Of course, it wouldn’t help anyone very much if I desisted from my daily round. The bombardments and the fleeing would go on regardless. I learned, or taught myself, this lesson in personal insignificance early in my life when I was a horrible little child. I was told that I should eat up the food on my plate because there were hungry children in Africa. How, I asked, would it help them if I ate up? The potato left on my plate divided between the hungry children, even if it could be delivered to them, which seemed to be doubtful, would assuage their hunger not at all.
I realized only decades later that I was told to eat up not to help the children in Africa, but because I should not take the food on my plate for granted. It is difficult for people who have never known shortage to imagine it. But this was not explained to me at the time, and so I was pleased with my own smart reply.
However, I learned another lesson from this. While the Bible tells us that a soft answer turneth away wrath, I discovered that a clever answer increaseth it, especially when it cometh from the mouth of a horrible little child. As the Bible goes on to tell us, grievous words stir up anger; and there are no words more grievous than those of a child who thinks himself clever.
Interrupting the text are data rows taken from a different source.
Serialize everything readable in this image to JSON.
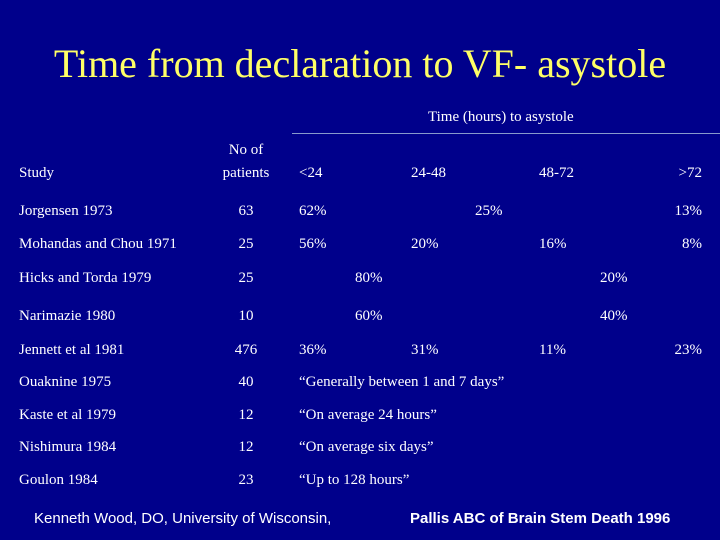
{
  "title": "Time from declaration to VF- asystole",
  "header": {
    "group_label": "Time (hours) to asystole",
    "study": "Study",
    "patients_line1": "No of",
    "patients_line2": "patients",
    "col_lt24": "<24",
    "col_24_48": "24-48",
    "col_48_72": "48-72",
    "col_gt72": ">72"
  },
  "rows": [
    {
      "study": "Jorgensen 1973",
      "patients": "63",
      "c1": "62%",
      "c2": "25%",
      "c3": "13%"
    },
    {
      "study": "Mohandas and Chou 1971",
      "patients": "25",
      "c1": "56%",
      "c2": "20%",
      "c3": "16%",
      "c4": "8%"
    },
    {
      "study": "Hicks and Torda 1979",
      "patients": "25",
      "c1": "80%",
      "c2": "20%"
    },
    {
      "study": "Narimazie 1980",
      "patients": "10",
      "c1": "60%",
      "c2": "40%"
    },
    {
      "study": "Jennett et al 1981",
      "patients": "476",
      "c1": "36%",
      "c2": "31%",
      "c3": "11%",
      "c4": "23%"
    },
    {
      "study": "Ouaknine 1975",
      "patients": "40",
      "note": "“Generally between 1 and 7 days”"
    },
    {
      "study": "Kaste et al 1979",
      "patients": "12",
      "note": "“On average 24 hours”"
    },
    {
      "study": "Nishimura 1984",
      "patients": "12",
      "note": "“On average six days”"
    },
    {
      "study": "Goulon 1984",
      "patients": "23",
      "note": "“Up to 128 hours”"
    }
  ],
  "footer": {
    "left": "Kenneth Wood, DO, University of Wisconsin,",
    "right": "Pallis ABC of Brain Stem Death 1996"
  },
  "colors": {
    "background": "#00008b",
    "title": "#ffff66",
    "text": "#ffffff"
  }
}
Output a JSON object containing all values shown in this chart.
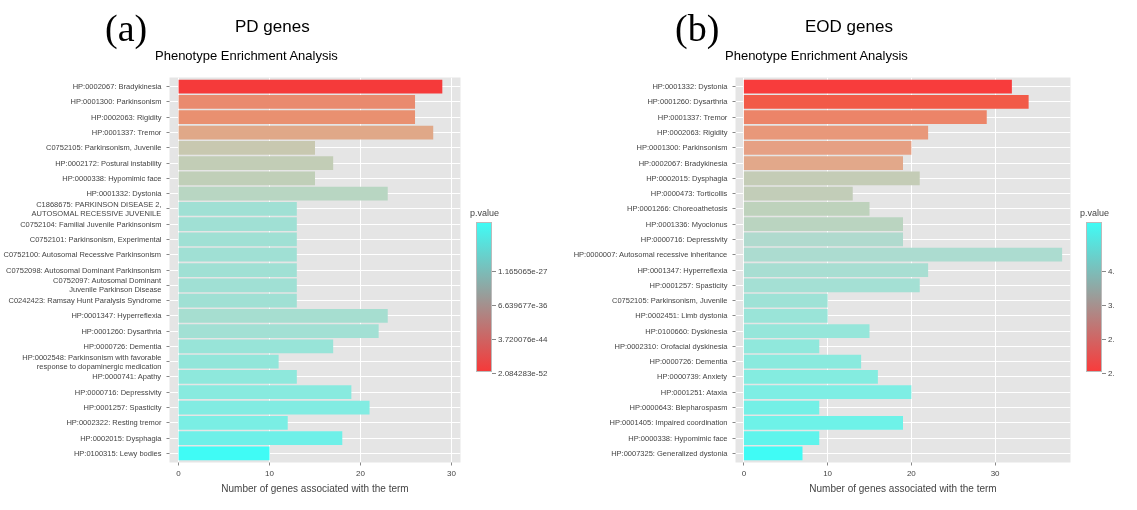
{
  "chart_data": [
    {
      "type": "bar",
      "orientation": "horizontal",
      "title": "PD genes",
      "subtitle": "Phenotype Enrichment Analysis",
      "annotations": [
        "(a)",
        "p.value",
        "1.165065e-27",
        "6.639677e-36",
        "3.720076e-44",
        "2.084283e-52"
      ],
      "xlabel": "Number of genes associated with the term",
      "categories": [
        "HP:0002067: Bradykinesia",
        "HP:0001300: Parkinsonism",
        "HP:0002063: Rigidity",
        "HP:0001337: Tremor",
        "C0752105: Parkinsonism, Juvenile",
        "HP:0002172: Postural instability",
        "HP:0000338: Hypomimic face",
        "HP:0001332: Dystonia",
        "C1868675: PARKINSON DISEASE 2, AUTOSOMAL RECESSIVE JUVENILE",
        "C0752104: Familial Juvenile Parkinsonism",
        "C0752101: Parkinsonism, Experimental",
        "C0752100: Autosomal Recessive Parkinsonism",
        "C0752098: Autosomal Dominant Parkinsonism",
        "C0752097: Autosomal Dominant Juvenile Parkinson Disease",
        "C0242423: Ramsay Hunt Paralysis Syndrome",
        "HP:0001347: Hyperreflexia",
        "HP:0001260: Dysarthria",
        "HP:0000726: Dementia",
        "HP:0002548: Parkinsonism with favorable response to dopaminergic medication",
        "HP:0000741: Apathy",
        "HP:0000716: Depressivity",
        "HP:0001257: Spasticity",
        "HP:0002322: Resting tremor",
        "HP:0002015: Dysphagia",
        "HP:0100315: Lewy bodies"
      ],
      "values": [
        29,
        26,
        26,
        28,
        15,
        17,
        15,
        23,
        13,
        13,
        13,
        13,
        13,
        13,
        13,
        23,
        22,
        17,
        11,
        13,
        19,
        21,
        12,
        18,
        10
      ],
      "colors": [
        "#f53a3a",
        "#e98a6e",
        "#e99070",
        "#e0a888",
        "#c8c8b0",
        "#c2cdb6",
        "#c0cfb8",
        "#b8d6c2",
        "#a0e0d4",
        "#a0e0d4",
        "#a0e0d4",
        "#a0e0d4",
        "#a0e0d4",
        "#a0e0d4",
        "#a0e0d4",
        "#a6ded0",
        "#a2e0d4",
        "#98e4d8",
        "#92e6da",
        "#8ee8dc",
        "#88eadf",
        "#82ece2",
        "#7aeee4",
        "#6ef0e8",
        "#40fbf5"
      ],
      "xlim": [
        -1,
        31
      ],
      "xticks": [
        0,
        10,
        20,
        30
      ],
      "grid": true
    },
    {
      "type": "bar",
      "orientation": "horizontal",
      "title": "EOD genes",
      "subtitle": "Phenotype Enrichment Analysis",
      "annotations": [
        "(b)",
        "p.value",
        "4.",
        "3.",
        "2.",
        "2."
      ],
      "xlabel": "Number of genes associated with the term",
      "categories": [
        "HP:0001332: Dystonia",
        "HP:0001260: Dysarthria",
        "HP:0001337: Tremor",
        "HP:0002063: Rigidity",
        "HP:0001300: Parkinsonism",
        "HP:0002067: Bradykinesia",
        "HP:0002015: Dysphagia",
        "HP:0000473: Torticollis",
        "HP:0001266: Choreoathetosis",
        "HP:0001336: Myoclonus",
        "HP:0000716: Depressivity",
        "HP:0000007: Autosomal recessive inheritance",
        "HP:0001347: Hyperreflexia",
        "HP:0001257: Spasticity",
        "C0752105: Parkinsonism, Juvenile",
        "HP:0002451: Limb dystonia",
        "HP:0100660: Dyskinesia",
        "HP:0002310: Orofacial dyskinesia",
        "HP:0000726: Dementia",
        "HP:0000739: Anxiety",
        "HP:0001251: Ataxia",
        "HP:0000643: Blepharospasm",
        "HP:0001405: Impaired coordination",
        "HP:0000338: Hypomimic face",
        "HP:0007325: Generalized dystonia"
      ],
      "values": [
        32,
        34,
        29,
        22,
        20,
        19,
        21,
        13,
        15,
        19,
        19,
        38,
        22,
        21,
        10,
        10,
        15,
        9,
        14,
        16,
        20,
        9,
        19,
        9,
        7
      ],
      "colors": [
        "#f83c3c",
        "#f25a48",
        "#ec8468",
        "#e8987a",
        "#e6a084",
        "#e2a88a",
        "#c4ccb6",
        "#c2cdb8",
        "#bed2bc",
        "#bad4c0",
        "#b0dace",
        "#acdcd0",
        "#a8ded2",
        "#a4e0d4",
        "#9ee2d6",
        "#9ae4d8",
        "#96e6da",
        "#90e8dc",
        "#8aeade",
        "#84ece0",
        "#7eeee4",
        "#74f0e6",
        "#6ef2e8",
        "#60f4ec",
        "#40fbf5"
      ],
      "xlim": [
        -1,
        39
      ],
      "xticks": [
        0,
        10,
        20,
        30
      ],
      "grid": true
    }
  ]
}
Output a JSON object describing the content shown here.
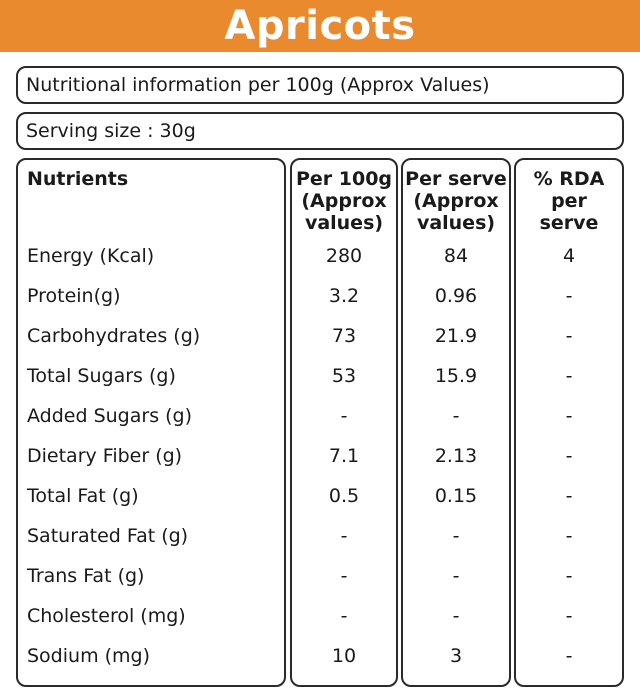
{
  "title": "Apricots",
  "info_text": "Nutritional information per 100g (Approx Values)",
  "serving_text": "Serving size : 30g",
  "headers": {
    "nutrients": "Nutrients",
    "per100_l1": "Per 100g",
    "per100_l2": "(Approx",
    "per100_l3": "values)",
    "perserve_l1": "Per serve",
    "perserve_l2": "(Approx",
    "perserve_l3": "values)",
    "rda_l1": "% RDA",
    "rda_l2": "per",
    "rda_l3": "serve"
  },
  "rows": [
    {
      "name": "Energy (Kcal)",
      "per100": "280",
      "perserve": "84",
      "rda": "4"
    },
    {
      "name": "Protein(g)",
      "per100": "3.2",
      "perserve": "0.96",
      "rda": "-"
    },
    {
      "name": "Carbohydrates (g)",
      "per100": "73",
      "perserve": "21.9",
      "rda": "-"
    },
    {
      "name": "Total Sugars (g)",
      "per100": "53",
      "perserve": "15.9",
      "rda": "-"
    },
    {
      "name": "Added Sugars (g)",
      "per100": "-",
      "perserve": "-",
      "rda": "-"
    },
    {
      "name": "Dietary Fiber (g)",
      "per100": "7.1",
      "perserve": "2.13",
      "rda": "-"
    },
    {
      "name": "Total Fat (g)",
      "per100": "0.5",
      "perserve": "0.15",
      "rda": "-"
    },
    {
      "name": "Saturated Fat (g)",
      "per100": "-",
      "perserve": "-",
      "rda": "-"
    },
    {
      "name": "Trans Fat (g)",
      "per100": "-",
      "perserve": "-",
      "rda": "-"
    },
    {
      "name": "Cholesterol (mg)",
      "per100": "-",
      "perserve": "-",
      "rda": "-"
    },
    {
      "name": "Sodium (mg)",
      "per100": "10",
      "perserve": "3",
      "rda": "-"
    }
  ],
  "colors": {
    "banner": "#e98a2e",
    "border": "#2a2a2a"
  }
}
In this connection, I remember an acquaintance of mine who was homeschooling his children. An inspector arrived at his house to check that he was really teaching his children: The bureaucracy does not like anyone to escape its clutches. The inspector, a woman, asked his 10-year-old daughter what she was reading.
“Oh, I hated that as a child,” said the inspector, no doubt in the hope of uncovering evidence of the father’s cruelty toward his daughter.
“I love it,” said the child. “I expect that’s because I’m more intelligent than you.”
To return to our subject, however, I did as a child listen to the story of a relative who had been a prisoner of the Japanese during the war. He had come near to starvation, and many of his fellow captives did in fact die of it. Even now, sixty years later, his story haunts me, though it took decades to explode in my mind, as it were. When, for example, I see a grain of rice on my plate—a single grain, isolated from everything else on the plate—I think of how precious he would have thought it, how it might once have been the difference between life and death, and I look on it with respect rather than disdain. The waste of food now appalls me; it is said that in Western countries, a third of food that is bought is thrown away.